How to Audit Your HSTS Configuration

HTTP Strict Transport Security looks simple: send one header, force HTTPS, move on. In practice, HSTS failures are boring, subtle, and easy to miss until production traffic hits an unexpected edge case.

I’ve seen teams “enable HSTS” and still leave redirect loops, missing subdomains, CDN overrides, and preload-breaking configs in place. The header was technically there, but the deployment was not actually trustworthy.

If you want to audit HSTS properly, compare multiple methods.

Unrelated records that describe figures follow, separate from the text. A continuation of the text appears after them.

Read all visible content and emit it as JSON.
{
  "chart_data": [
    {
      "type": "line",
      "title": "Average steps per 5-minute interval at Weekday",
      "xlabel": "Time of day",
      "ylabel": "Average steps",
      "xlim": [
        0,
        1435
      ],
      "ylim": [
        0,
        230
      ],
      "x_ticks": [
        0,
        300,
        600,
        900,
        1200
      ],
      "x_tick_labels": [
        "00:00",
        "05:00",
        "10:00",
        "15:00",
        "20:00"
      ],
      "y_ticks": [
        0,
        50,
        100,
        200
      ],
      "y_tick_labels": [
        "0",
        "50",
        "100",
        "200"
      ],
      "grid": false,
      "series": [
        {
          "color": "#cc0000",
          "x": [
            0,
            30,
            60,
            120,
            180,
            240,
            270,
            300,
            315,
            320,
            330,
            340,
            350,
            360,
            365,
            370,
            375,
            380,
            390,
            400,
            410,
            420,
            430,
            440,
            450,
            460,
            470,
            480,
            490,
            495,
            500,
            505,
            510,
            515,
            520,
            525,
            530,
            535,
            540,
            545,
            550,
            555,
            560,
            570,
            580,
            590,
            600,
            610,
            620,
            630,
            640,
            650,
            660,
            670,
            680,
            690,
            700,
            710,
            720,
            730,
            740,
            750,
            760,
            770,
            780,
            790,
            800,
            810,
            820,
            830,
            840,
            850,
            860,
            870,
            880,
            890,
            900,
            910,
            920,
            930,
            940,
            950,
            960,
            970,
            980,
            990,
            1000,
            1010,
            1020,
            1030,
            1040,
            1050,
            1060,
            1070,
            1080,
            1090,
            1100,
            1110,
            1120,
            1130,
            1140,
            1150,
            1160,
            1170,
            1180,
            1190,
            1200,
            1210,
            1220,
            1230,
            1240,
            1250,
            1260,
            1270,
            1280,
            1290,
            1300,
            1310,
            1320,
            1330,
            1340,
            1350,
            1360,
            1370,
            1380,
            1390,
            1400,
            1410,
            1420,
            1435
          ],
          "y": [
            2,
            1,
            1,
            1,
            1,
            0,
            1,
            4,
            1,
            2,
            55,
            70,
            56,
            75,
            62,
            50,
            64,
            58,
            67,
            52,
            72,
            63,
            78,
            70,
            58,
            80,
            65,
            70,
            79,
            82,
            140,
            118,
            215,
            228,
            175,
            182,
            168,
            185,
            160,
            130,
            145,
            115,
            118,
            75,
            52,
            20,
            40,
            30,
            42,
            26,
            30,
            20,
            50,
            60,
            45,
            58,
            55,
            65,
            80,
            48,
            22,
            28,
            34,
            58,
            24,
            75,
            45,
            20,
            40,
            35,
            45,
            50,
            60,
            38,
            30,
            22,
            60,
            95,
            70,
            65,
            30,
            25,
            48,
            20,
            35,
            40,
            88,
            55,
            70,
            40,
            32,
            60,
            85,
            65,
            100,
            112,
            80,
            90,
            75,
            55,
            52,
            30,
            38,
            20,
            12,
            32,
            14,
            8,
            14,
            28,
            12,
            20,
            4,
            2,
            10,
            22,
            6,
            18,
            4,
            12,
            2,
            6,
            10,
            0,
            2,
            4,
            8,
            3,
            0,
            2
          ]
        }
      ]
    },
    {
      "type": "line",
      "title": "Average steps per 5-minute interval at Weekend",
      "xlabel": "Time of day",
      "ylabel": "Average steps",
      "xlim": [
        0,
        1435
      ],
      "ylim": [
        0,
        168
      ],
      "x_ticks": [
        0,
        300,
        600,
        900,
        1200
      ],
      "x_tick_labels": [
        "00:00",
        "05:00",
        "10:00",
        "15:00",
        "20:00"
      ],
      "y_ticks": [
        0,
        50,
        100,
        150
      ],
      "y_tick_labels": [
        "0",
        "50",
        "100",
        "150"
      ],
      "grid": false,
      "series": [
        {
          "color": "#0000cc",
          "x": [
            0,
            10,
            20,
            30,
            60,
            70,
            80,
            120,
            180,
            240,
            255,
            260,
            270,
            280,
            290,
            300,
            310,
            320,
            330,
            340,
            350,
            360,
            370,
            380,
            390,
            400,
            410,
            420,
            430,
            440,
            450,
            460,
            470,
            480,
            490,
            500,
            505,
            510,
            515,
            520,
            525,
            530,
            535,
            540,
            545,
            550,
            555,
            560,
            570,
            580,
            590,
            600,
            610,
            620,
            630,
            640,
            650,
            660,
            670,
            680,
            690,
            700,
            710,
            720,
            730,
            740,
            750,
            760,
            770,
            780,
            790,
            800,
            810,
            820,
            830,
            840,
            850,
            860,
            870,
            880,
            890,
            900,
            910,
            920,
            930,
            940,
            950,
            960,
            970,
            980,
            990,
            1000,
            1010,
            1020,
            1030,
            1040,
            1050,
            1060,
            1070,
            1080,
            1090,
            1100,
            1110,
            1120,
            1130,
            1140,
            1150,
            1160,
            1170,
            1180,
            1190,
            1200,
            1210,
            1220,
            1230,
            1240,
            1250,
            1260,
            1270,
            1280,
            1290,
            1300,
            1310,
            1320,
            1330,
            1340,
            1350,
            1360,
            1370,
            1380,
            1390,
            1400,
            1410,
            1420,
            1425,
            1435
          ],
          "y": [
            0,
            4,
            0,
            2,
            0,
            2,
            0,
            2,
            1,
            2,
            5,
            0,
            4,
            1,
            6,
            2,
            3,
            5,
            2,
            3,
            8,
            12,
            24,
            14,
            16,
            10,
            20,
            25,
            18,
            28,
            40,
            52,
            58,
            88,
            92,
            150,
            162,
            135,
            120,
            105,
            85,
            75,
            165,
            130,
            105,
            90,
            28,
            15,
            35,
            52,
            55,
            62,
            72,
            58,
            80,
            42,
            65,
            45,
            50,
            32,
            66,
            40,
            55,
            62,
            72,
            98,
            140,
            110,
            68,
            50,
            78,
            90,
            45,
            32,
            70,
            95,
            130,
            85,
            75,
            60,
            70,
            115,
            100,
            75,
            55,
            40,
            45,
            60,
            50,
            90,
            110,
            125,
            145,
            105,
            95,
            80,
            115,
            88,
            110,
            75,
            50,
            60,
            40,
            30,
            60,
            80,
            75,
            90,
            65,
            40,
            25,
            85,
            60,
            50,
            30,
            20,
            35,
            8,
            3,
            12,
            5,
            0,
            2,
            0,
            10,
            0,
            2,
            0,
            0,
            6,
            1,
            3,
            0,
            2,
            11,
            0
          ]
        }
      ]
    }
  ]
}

No single check catches everything.

What you’re auditing

At minimum, you want answers to these questions:

• Is the Strict-Transport-Security header present on HTTPS responses?
• Is it absent on HTTP responses?
• Is max-age long enough for your policy?
• Are includeSubDomains and preload used correctly?
• Are all subdomains actually HTTPS-ready before you enforce them?
• Do redirects behave cleanly from http:// to https://?
• Are your CDN, reverse proxy, app server, and framework all aligned?

A valid HSTS header looks like this:

Strict-Transport-Security: max-age=31536000; includeSubDomains; preload

A weaker but still common version:

Strict-Transport-Security: max-age=86400

That second one is useful during rollout, but I would not call it a strong final configuration.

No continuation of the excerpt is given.